I actually went in as a shareholder. I spoke during the shareholder response time. And as I was saying to the gathered shareholders that Chevron had denied—after showing a video of its impacts in communities during the shareholder meeting, it refused to then let those actual representatives from those communities, who had literally traveled from Burma, from Australia, from Alaska, from Nigeria, from Ecuador, all over the world, into the meeting. As I was saying, "These are the people who are here to tell you about your corporation and its operations," I was aggressively grabbed by the police, by private security. I was dragged very forcibly—I still have a handprint on my arm from the law enforcement—dragged, prone on my back, out the back, thrown by four police officers it took to get me, lift me into and move me into the van, and arrested. And I was charged with criminal trespass and disrupting a meeting, and I was incarcerated for twenty-four—a twenty-four-hour period.

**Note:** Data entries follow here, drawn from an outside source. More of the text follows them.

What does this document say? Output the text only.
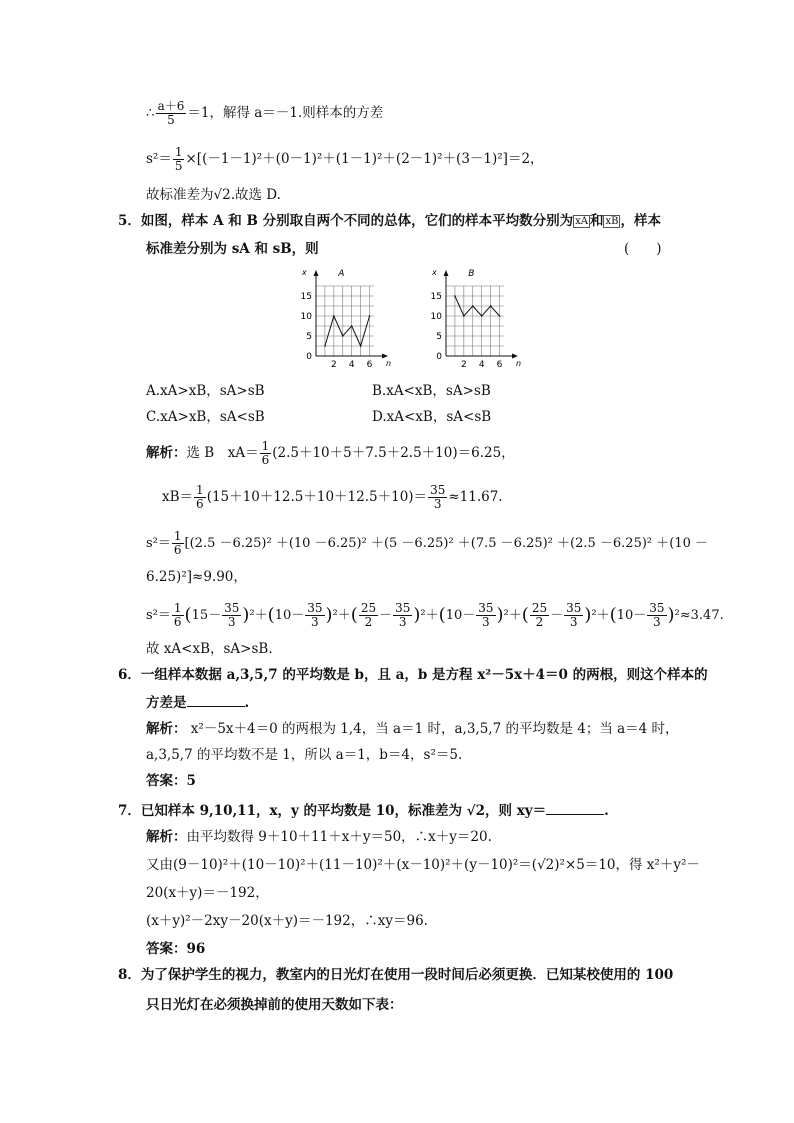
∴ $\frac{a+6}{5} =1$，解得 a＝－1.则样本的方差
$s^2= \frac{1}{5} \times[(-1-1)^2+(0-1)^2+(1-1)^2+(2-1)^2+(3-1)^2]=2$，
故标准差为√2.故选 D.
5．如图，样本 A 和 B 分别取自两个不同的总体，它们的样本平均数分别为 xA 和 xB ，样本
标准差分别为 sA 和 sB，则	(　　)
x
n
A
0
5
10
15
2 4 6
x
n
B
0
5
10
15
2 4 6
A.xA>xB，sA>sB	B.xA<xB，sA>sB
C.xA>xB，sA<sB	D.xA<xB，sA<sB
解析：选 B　$xA= \frac{1}{6} (2.5+10+5+7.5+2.5+10)=6.25$，
$xB= \frac{1}{6} (15+10+12.5+10+12.5+10)= \frac{35}{3} \approx 11.67$.
$s^2= \frac{1}{6} [(2.5 -6.25)^2 +(10 -6.25)^2 +(5 -6.25)^2 +(7.5 -6.25)^2 +(2.5 -6.25)^2 +(10$ －
6.25)²]≈9.90，
$s^2= \frac{1}{6} (15- \frac{35}{3} )^2+(10- \frac{35}{3} )^2+( \frac{25}{2} - \frac{35}{3} )^2+(10- \frac{35}{3} )^2+( \frac{25}{2} - \frac{35}{3} )^2+(10- \frac{35}{3} )^2\approx 3.47$.
故 xA<xB，sA>sB.
6．一组样本数据 a,3,5,7 的平均数是 b，且 a，b 是方程 x²－5x＋4＝0 的两根，则这个样本的
方差是	.
解析： x²－5x＋4＝0 的两根为 1,4，当 a＝1 时，a,3,5,7 的平均数是 4；当 a＝4 时，
a,3,5,7 的平均数不是 1，所以 a＝1，b＝4，s²＝5.
答案：5
7．已知样本 9,10,11，x，y 的平均数是 10，标准差为 √2，则 xy＝	.
解析：由平均数得 9＋10＋11＋x＋y＝50，∴x＋y＝20.
又由(9－10)²＋(10－10)²＋(11－10)²＋(x－10)²＋(y－10)²＝(√2)²×5＝10，得 x²＋y²－
20(x＋y)＝－192，
(x＋y)²－2xy－20(x＋y)＝－192，∴xy＝96.
答案：96
8．为了保护学生的视力，教室内的日光灯在使用一段时间后必须更换．已知某校使用的 100
只日光灯在必须换掉前的使用天数如下表：
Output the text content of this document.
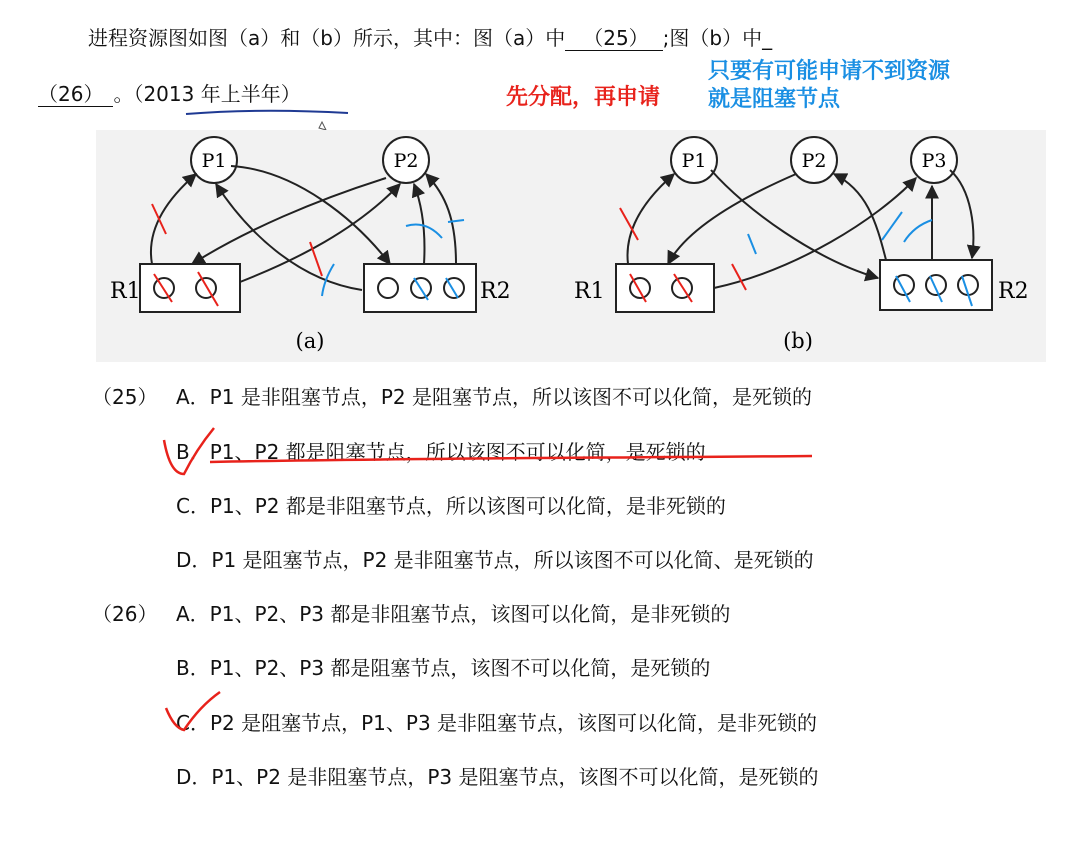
进程资源图如图（a）和（b）所示，其中：图（a）中 （25） ;图（b）中_
（26） 。（2013 年上半年）	先分配，再申请
只要有可能申请不到资源
就是阻塞节点
P1	P2
R1	R2
(a)
P1	P2	P3
R1	R2
(b)
（25） A．P1 是非阻塞节点，P2 是阻塞节点，所以该图不可以化简，是死锁的
B．P1、P2 都是阻塞节点，所以该图不可以化简，是死锁的
C．P1、P2 都是非阻塞节点，所以该图可以化简，是非死锁的
D．P1 是阻塞节点，P2 是非阻塞节点，所以该图不可以化简、是死锁的
（26） A．P1、P2、P3 都是非阻塞节点，该图可以化简，是非死锁的
B．P1、P2、P3 都是阻塞节点，该图不可以化简，是死锁的
C．P2 是阻塞节点，P1、P3 是非阻塞节点，该图可以化简，是非死锁的
D．P1、P2 是非阻塞节点，P3 是阻塞节点，该图不可以化简，是死锁的
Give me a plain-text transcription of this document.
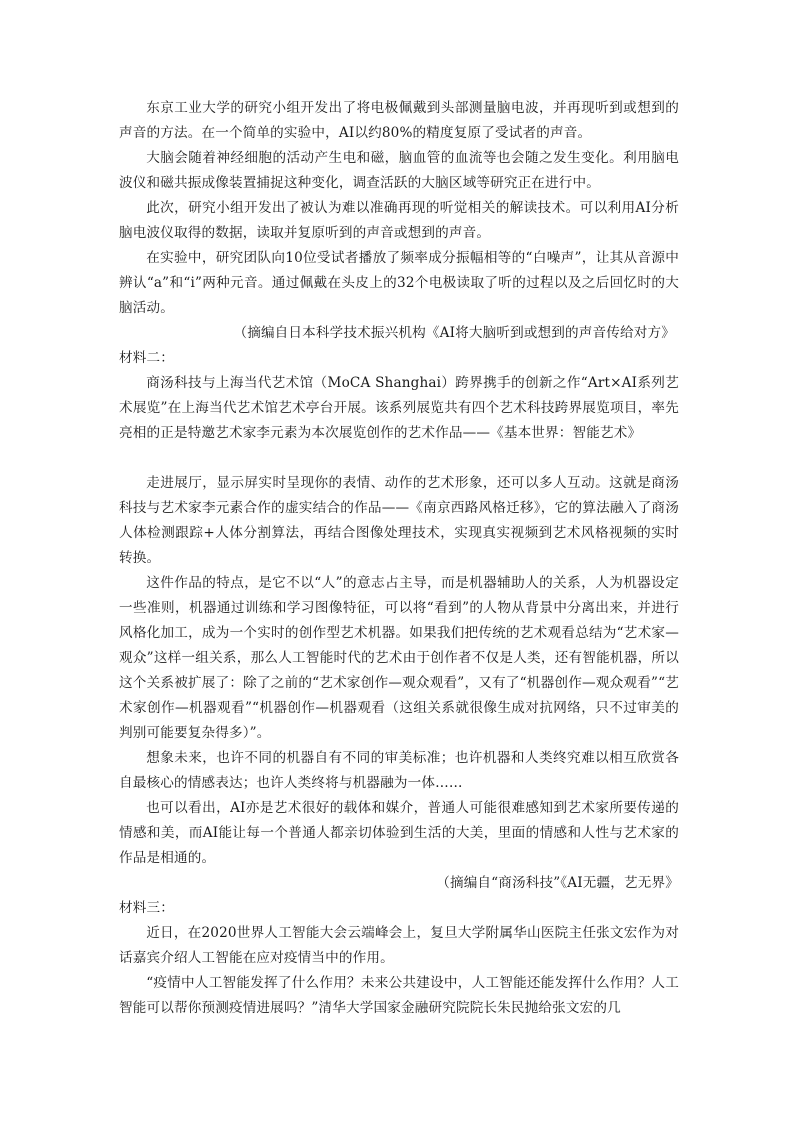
东京工业大学的研究小组开发出了将电极佩戴到头部测量脑电波，并再现听到或想到的声音的方法。在一个简单的实验中，AI以约80%的精度复原了受试者的声音。

大脑会随着神经细胞的活动产生电和磁，脑血管的血流等也会随之发生变化。利用脑电波仪和磁共振成像装置捕捉这种变化，调查活跃的大脑区域等研究正在进行中。

此次，研究小组开发出了被认为难以准确再现的听觉相关的解读技术。可以利用AI分析脑电波仪取得的数据，读取并复原听到的声音或想到的声音。

在实验中，研究团队向10位受试者播放了频率成分振幅相等的“白噪声”，让其从音源中辨认“a”和“i”两种元音。通过佩戴在头皮上的32个电极读取了听的过程以及之后回忆时的大脑活动。

（摘编自日本科学技术振兴机构《AI将大脑听到或想到的声音传给对方》

材料二：

商汤科技与上海当代艺术馆（MoCA Shanghai）跨界携手的创新之作“Art×AI系列艺术展览”在上海当代艺术馆艺术亭台开展。该系列展览共有四个艺术科技跨界展览项目，率先亮相的正是特邀艺术家李元素为本次展览创作的艺术作品——《基本世界：智能艺术》

走进展厅，显示屏实时呈现你的表情、动作的艺术形象，还可以多人互动。这就是商汤科技与艺术家李元素合作的虚实结合的作品——《南京西路风格迁移》，它的算法融入了商汤人体检测跟踪+人体分割算法，再结合图像处理技术，实现真实视频到艺术风格视频的实时转换。

这件作品的特点，是它不以“人”的意志占主导，而是机器辅助人的关系，人为机器设定一些准则，机器通过训练和学习图像特征，可以将“看到”的人物从背景中分离出来，并进行风格化加工，成为一个实时的创作型艺术机器。如果我们把传统的艺术观看总结为“艺术家—观众”这样一组关系，那么人工智能时代的艺术由于创作者不仅是人类，还有智能机器，所以这个关系被扩展了：除了之前的“艺术家创作—观众观看”，又有了“机器创作—观众观看”“艺术家创作—机器观看”“机器创作—机器观看（这组关系就很像生成对抗网络，只不过审美的判别可能要复杂得多）”。

想象未来，也许不同的机器自有不同的审美标准；也许机器和人类终究难以相互欣赏各自最核心的情感表达；也许人类终将与机器融为一体……

也可以看出，AI亦是艺术很好的载体和媒介，普通人可能很难感知到艺术家所要传递的情感和美，而AI能让每一个普通人都亲切体验到生活的大美，里面的情感和人性与艺术家的作品是相通的。

（摘编自“商汤科技”《AI无疆，艺无界》

材料三：

近日，在2020世界人工智能大会云端峰会上，复旦大学附属华山医院主任张文宏作为对话嘉宾介绍人工智能在应对疫情当中的作用。

“疫情中人工智能发挥了什么作用？未来公共建设中，人工智能还能发挥什么作用？人工智能可以帮你预测疫情进展吗？”清华大学国家金融研究院院长朱民抛给张文宏的几
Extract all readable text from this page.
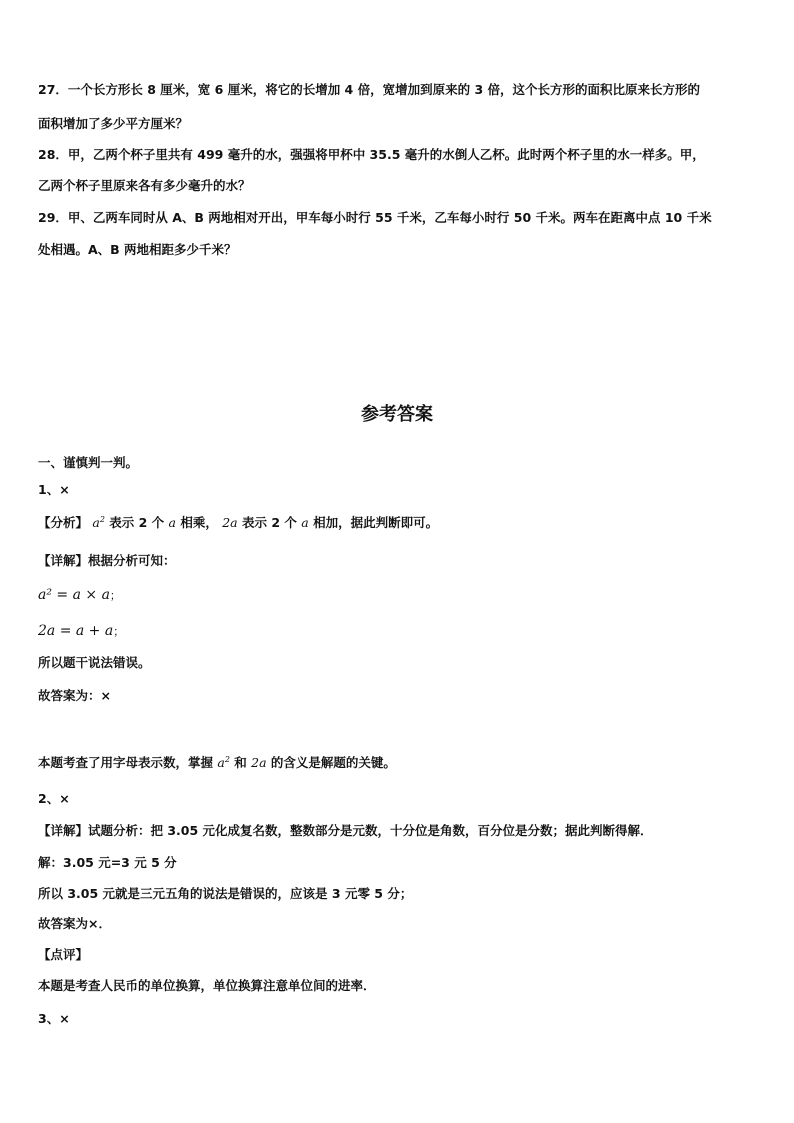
27．一个长方形长 8 厘米，宽 6 厘米，将它的长增加 4 倍，宽增加到原来的 3 倍，这个长方形的面积比原来长方形的
面积增加了多少平方厘米？
28．甲，乙两个杯子里共有 499 毫升的水，强强将甲杯中 35.5 毫升的水倒人乙杯。此时两个杯子里的水一样多。甲，
乙两个杯子里原来各有多少毫升的水？
29．甲、乙两车同时从 A、B 两地相对开出，甲车每小时行 55 千米，乙车每小时行 50 千米。两车在距离中点 10 千米
处相遇。A、B 两地相距多少千米？
参考答案
一、谨慎判一判。
1、×
【分析】 $a^2$ 表示 2 个 a 相乘， 2a 表示 2 个 a 相加，据此判断即可。
【详解】根据分析可知：
a² = a × a；
2a = a + a；
所以题干说法错误。
故答案为：×
本题考查了用字母表示数，掌握 $a^2$ 和 2a 的含义是解题的关键。
2、×
【详解】试题分析：把 3.05 元化成复名数，整数部分是元数，十分位是角数，百分位是分数；据此判断得解．
解：3.05 元=3 元 5 分
所以 3.05 元就是三元五角的说法是错误的，应该是 3 元零 5 分；
故答案为×．
【点评】
本题是考查人民币的单位换算，单位换算注意单位间的进率．
3、×
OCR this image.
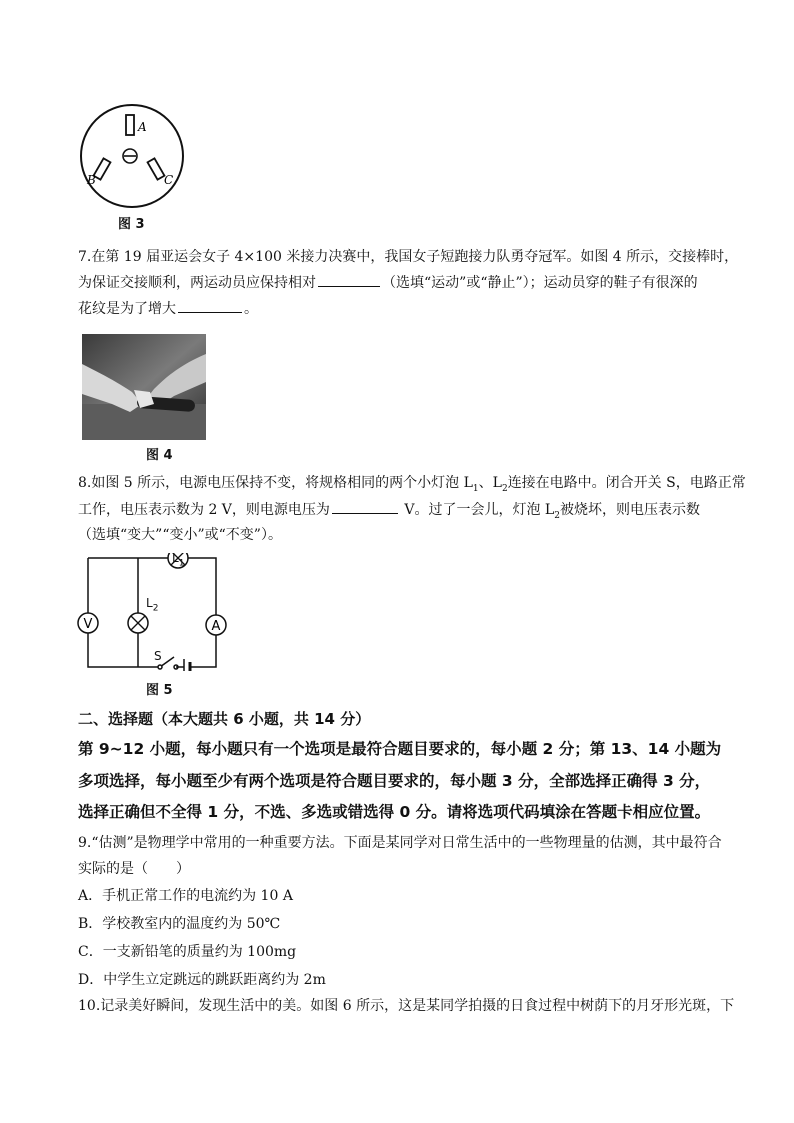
A
B	C
图 3
7.在第 19 届亚运会女子 4×100 米接力决赛中，我国女子短跑接力队勇夺冠军。如图 4 所示，交接棒时，
为保证交接顺利，两运动员应保持相对	（选填“运动”或“静止”）；运动员穿的鞋子有很深的
花纹是为了增大	。
图 4
8.如图 5 所示，电源电压保持不变，将规格相同的两个小灯泡 $L_1$、$L_2$连接在电路中。闭合开关 S，电路正常
工作，电压表示数为 2 V，则电源电压为	V。过了一会儿，灯泡 $L_2$被烧坏，则电压表示数
（选填“变大”“变小”或“不变”）。
V	A
$L_1$
$L_2$
S
图 5
二、选择题（本大题共 6 小题，共 14 分）
第 9~12 小题，每小题只有一个选项是最符合题目要求的，每小题 2 分；第 13、14 小题为
多项选择，每小题至少有两个选项是符合题目要求的，每小题 3 分，全部选择正确得 3 分，
选择正确但不全得 1 分，不选、多选或错选得 0 分。请将选项代码填涂在答题卡相应位置。
9.“估测”是物理学中常用的一种重要方法。下面是某同学对日常生活中的一些物理量的估测，其中最符合
实际的是（　　）
A．手机正常工作的电流约为 10 A
B．学校教室内的温度约为 50℃
C．一支新铅笔的质量约为 100mg
D．中学生立定跳远的跳跃距离约为 2m
10.记录美好瞬间，发现生活中的美。如图 6 所示，这是某同学拍摄的日食过程中树荫下的月牙形光斑，下
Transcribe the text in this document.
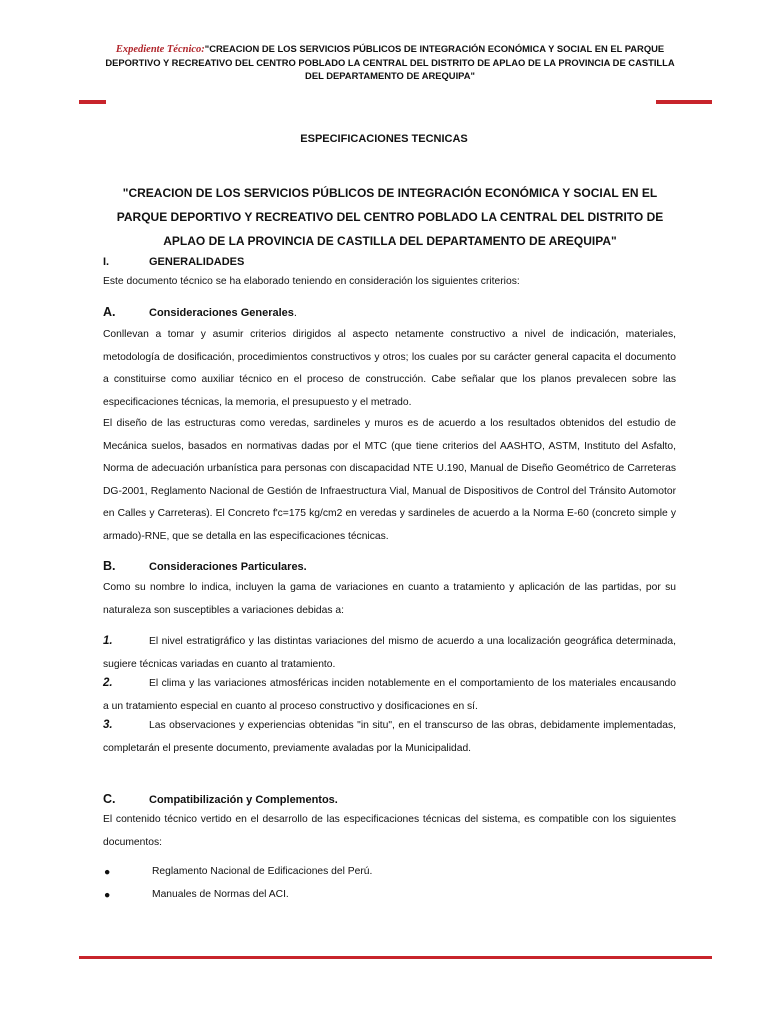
Expediente Técnico:"CREACION DE LOS SERVICIOS PÚBLICOS DE INTEGRACIÓN ECONÓMICA Y SOCIAL EN EL PARQUE DEPORTIVO Y RECREATIVO DEL CENTRO POBLADO LA CENTRAL DEL DISTRITO DE APLAO DE LA PROVINCIA DE CASTILLA DEL DEPARTAMENTO DE AREQUIPA"
ESPECIFICACIONES TECNICAS
"CREACION DE LOS SERVICIOS PÚBLICOS DE INTEGRACIÓN ECONÓMICA Y SOCIAL EN EL PARQUE DEPORTIVO Y RECREATIVO DEL CENTRO POBLADO LA CENTRAL DEL DISTRITO DE APLAO DE LA PROVINCIA DE CASTILLA DEL DEPARTAMENTO DE AREQUIPA"
I.	GENERALIDADES
Este documento técnico se ha elaborado teniendo en consideración los siguientes criterios:
A.	Consideraciones Generales.
Conllevan a tomar y asumir criterios dirigidos al aspecto netamente constructivo a nivel de indicación, materiales, metodología de dosificación, procedimientos constructivos y otros; los cuales por su carácter general capacita el documento a constituirse como auxiliar técnico en el proceso de construcción. Cabe señalar que los planos prevalecen sobre las especificaciones técnicas, la memoria, el presupuesto y el metrado.
El diseño de las estructuras como veredas, sardineles y muros es de acuerdo a los resultados obtenidos del estudio de Mecánica suelos, basados en normativas dadas por el MTC (que tiene criterios del AASHTO, ASTM, Instituto del Asfalto, Norma de adecuación urbanística para personas con discapacidad NTE U.190, Manual de Diseño Geométrico de Carreteras DG-2001, Reglamento Nacional de Gestión de Infraestructura Vial, Manual de Dispositivos de Control del Tránsito Automotor en Calles y Carreteras). El Concreto f'c=175 kg/cm2 en veredas y sardineles de acuerdo a la Norma E-60 (concreto simple y armado)-RNE, que se detalla en las especificaciones técnicas.
B.	Consideraciones Particulares.
Como su nombre lo indica, incluyen la gama de variaciones en cuanto a tratamiento y aplicación de las partidas, por su naturaleza son susceptibles a variaciones debidas a:
1.	El nivel estratigráfico y las distintas variaciones del mismo de acuerdo a una localización geográfica determinada, sugiere técnicas variadas en cuanto al tratamiento.
2.	El clima y las variaciones atmosféricas inciden notablemente en el comportamiento de los materiales encausando a un tratamiento especial en cuanto al proceso constructivo y dosificaciones en sí.
3.	Las observaciones y experiencias obtenidas "in situ", en el transcurso de las obras, debidamente implementadas, completarán el presente documento, previamente avaladas por la Municipalidad.
C.	Compatibilización y Complementos.
El contenido técnico vertido en el desarrollo de las especificaciones técnicas del sistema, es compatible con los siguientes documentos:
●	Reglamento Nacional de Edificaciones del Perú.
●	Manuales de Normas del ACI.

And all that time, there were—the few representatives who have gotten—got in, from Angola and Kazakhstan and representing the Philippines, were—we took over the meeting and said essentially that Chevron is lying, it is afraid, it is afraid to expose the true cost of operations—of its operations. But I think most importantly, what we demonstrated was that Chevron is afraid of the organizing against it, that when the communities from the location where it operates not only tell the truth about what it does, but link and form a community and a network, that we send an enormous amount of fear and shock through this company, because, believe me, this has never happened in a Chevron meeting before. They have never felt the need to have such aggressive, physical, abusive tactics to arrest activists in the front from Richmond, California, from Houston, Texas, from around the world, and to drag me physically from inside the meeting.
JUAN GONZALEZ: Antonia, according to one report that I read, the company chairman had to actually adjourn the meeting at a certain point, because he wasn’t able to get control of it?
ANTONIA JUHASZ: This was new CEO John Watson’s very first meeting as the CEO of the company, and he absolutely lost control of the meeting. He chose to bring in an enormous, as I said, quantity of security that filled the meeting. And actually, it seemed like they were starting to outnumber the actual attendees. And he chose to have that very aggressive and physical response to me simply highlighting that people like Emem Okon from Nigeria and people from all over the world were being denied access. We then—the shareholders were actually trying to listen to me. We were also chanting. And at one point, the CEO, John Watson, simply threw up his hands and said, "You know, I don’t know what to do. I guess the meeting’s adjourned." And that was the end of the meeting, as we continued to voice our opposition and statements of Chevron’s lies and the true cost of its operations, and essentially broke up and ended the meeting in that way.